Et s’adressant à ce gentleman avec son enjouement respectueux, elle répéta en secouant la tête avec frénésie :

« Tout cela est passé et très-passé, n’est-il pas vrai, monsieur ?

— Tout change, mistress Gamp, tout change, dit l’entrepreneur.

— L’avenir nous réserve bien d’autres changements que ceux qui ont eu lieu déjà, dit mistress Gamp en hochant la tête d’une manière encore plus marquée. Des jeunes personnes avec des visages comme les leurs, ça doit penser à quelque chose de mieux que des enterrements, n’est-il pas vrai, monsieur ?
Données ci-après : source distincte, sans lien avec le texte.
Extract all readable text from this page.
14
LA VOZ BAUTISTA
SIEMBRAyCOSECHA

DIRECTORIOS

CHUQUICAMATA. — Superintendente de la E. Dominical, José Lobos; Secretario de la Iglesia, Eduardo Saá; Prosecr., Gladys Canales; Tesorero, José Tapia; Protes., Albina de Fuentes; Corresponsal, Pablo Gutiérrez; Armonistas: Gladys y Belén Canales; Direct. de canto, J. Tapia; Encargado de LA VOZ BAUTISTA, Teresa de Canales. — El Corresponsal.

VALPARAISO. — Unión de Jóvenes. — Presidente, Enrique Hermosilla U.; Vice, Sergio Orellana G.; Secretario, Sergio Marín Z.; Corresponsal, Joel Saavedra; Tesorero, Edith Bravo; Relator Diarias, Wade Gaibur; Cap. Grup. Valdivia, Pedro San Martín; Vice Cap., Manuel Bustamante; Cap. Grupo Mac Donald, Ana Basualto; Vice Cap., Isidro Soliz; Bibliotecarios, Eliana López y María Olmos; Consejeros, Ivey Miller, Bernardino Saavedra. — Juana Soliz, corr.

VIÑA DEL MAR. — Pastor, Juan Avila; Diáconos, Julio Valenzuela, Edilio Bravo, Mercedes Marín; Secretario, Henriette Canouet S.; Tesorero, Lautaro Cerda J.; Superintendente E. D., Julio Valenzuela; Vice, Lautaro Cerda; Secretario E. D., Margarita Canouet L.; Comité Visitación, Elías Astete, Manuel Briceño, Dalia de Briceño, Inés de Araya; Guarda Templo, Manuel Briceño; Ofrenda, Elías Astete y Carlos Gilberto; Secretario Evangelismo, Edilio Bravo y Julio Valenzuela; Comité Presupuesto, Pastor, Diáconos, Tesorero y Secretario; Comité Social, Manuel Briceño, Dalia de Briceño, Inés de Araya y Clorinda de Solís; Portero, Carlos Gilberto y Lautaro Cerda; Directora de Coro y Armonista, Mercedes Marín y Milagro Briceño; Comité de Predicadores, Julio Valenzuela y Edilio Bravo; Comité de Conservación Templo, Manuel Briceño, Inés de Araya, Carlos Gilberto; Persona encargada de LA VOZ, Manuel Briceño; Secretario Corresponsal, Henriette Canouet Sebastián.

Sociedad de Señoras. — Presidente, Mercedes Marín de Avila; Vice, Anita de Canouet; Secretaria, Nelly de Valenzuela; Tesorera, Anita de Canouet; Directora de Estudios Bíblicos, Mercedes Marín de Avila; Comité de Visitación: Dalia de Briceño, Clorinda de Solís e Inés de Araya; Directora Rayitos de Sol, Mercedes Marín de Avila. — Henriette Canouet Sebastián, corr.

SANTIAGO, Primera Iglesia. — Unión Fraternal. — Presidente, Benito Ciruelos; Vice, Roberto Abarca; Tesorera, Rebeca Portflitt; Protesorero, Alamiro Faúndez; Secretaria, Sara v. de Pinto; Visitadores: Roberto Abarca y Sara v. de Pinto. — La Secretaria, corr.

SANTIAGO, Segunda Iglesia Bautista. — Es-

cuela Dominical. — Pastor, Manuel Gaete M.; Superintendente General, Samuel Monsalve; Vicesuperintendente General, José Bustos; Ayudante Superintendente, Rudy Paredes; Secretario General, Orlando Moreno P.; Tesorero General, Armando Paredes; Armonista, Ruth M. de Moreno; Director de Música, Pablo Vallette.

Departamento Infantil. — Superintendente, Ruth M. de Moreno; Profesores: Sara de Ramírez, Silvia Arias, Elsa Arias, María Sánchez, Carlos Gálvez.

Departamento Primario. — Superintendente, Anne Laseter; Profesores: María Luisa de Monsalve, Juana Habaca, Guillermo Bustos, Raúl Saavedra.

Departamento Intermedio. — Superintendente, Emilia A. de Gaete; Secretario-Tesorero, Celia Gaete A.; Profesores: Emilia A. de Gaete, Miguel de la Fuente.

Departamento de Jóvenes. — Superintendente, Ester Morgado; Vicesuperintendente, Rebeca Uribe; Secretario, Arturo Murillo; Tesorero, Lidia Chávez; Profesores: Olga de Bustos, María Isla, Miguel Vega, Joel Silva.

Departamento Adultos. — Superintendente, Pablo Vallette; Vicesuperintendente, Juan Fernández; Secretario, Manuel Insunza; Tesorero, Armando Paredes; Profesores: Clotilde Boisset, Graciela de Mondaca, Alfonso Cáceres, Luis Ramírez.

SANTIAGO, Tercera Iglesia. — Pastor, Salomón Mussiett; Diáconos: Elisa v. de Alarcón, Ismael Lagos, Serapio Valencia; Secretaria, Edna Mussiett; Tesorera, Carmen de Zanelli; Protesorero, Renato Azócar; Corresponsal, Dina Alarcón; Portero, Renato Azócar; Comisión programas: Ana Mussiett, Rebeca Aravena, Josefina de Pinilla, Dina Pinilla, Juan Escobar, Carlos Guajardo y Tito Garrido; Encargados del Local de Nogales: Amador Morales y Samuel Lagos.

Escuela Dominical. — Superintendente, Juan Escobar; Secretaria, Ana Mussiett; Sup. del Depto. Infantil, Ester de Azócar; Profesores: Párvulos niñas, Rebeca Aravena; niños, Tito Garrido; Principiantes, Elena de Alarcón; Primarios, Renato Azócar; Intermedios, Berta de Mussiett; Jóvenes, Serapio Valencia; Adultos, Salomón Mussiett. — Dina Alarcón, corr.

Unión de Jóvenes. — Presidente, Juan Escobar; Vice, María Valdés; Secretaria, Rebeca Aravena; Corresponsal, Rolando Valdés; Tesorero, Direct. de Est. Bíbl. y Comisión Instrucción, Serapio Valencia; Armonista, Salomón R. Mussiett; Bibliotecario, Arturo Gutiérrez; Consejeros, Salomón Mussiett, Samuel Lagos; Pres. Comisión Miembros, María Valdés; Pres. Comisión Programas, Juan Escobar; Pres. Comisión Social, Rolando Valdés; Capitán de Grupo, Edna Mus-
— Ma foi, je n’en sais rien, mistress Gamp, dit Mould avec un gros rire. Ce n’est pas trop mal, n’est-ce pas, ma chère, ce que mistress Gamp a trouvé là ?

— Oh ! que si, que vous le savez bien, monsieur, dit mistress Gamp ; et mistress Mould, votre belle compagne, le sait bien aussi, monsieur ; je le sais bien, moi, quoique le bonheur d’être mère d’une fille m’ait été refusé. Si nous en avions eu une, Gamp eût dans sa joie vendu jusqu’à ses chaussures pour boire à sa santé. Comme il fit une fois avec notre garnement de fils, et même qu’une autre fois il envoya le gamin vendre sa jambe de bois à un marchant d’allumettes et lui rapporter du rogomme en place, et le garçon s’acquitta de sa commission avec une intelligence au-dessus de son âge, car il perdit l’argent à pile ou face, ou à acheter des pommes de terre frites ; et après ça il revint effrontément à la maison conter la chose, en offrant d’aller se noyer si ça pouvait faire plaisir à ses parents. Oh ! que si, que vous le savez bien, monsieur, ajouta mistress Gamp, en essuyant son œil avec le bord de son châle et reprenant le fil de son discours : comme s’il n’y avait dans les journaux autre chose que des naissances et des enterrements, monsieur Mould ! »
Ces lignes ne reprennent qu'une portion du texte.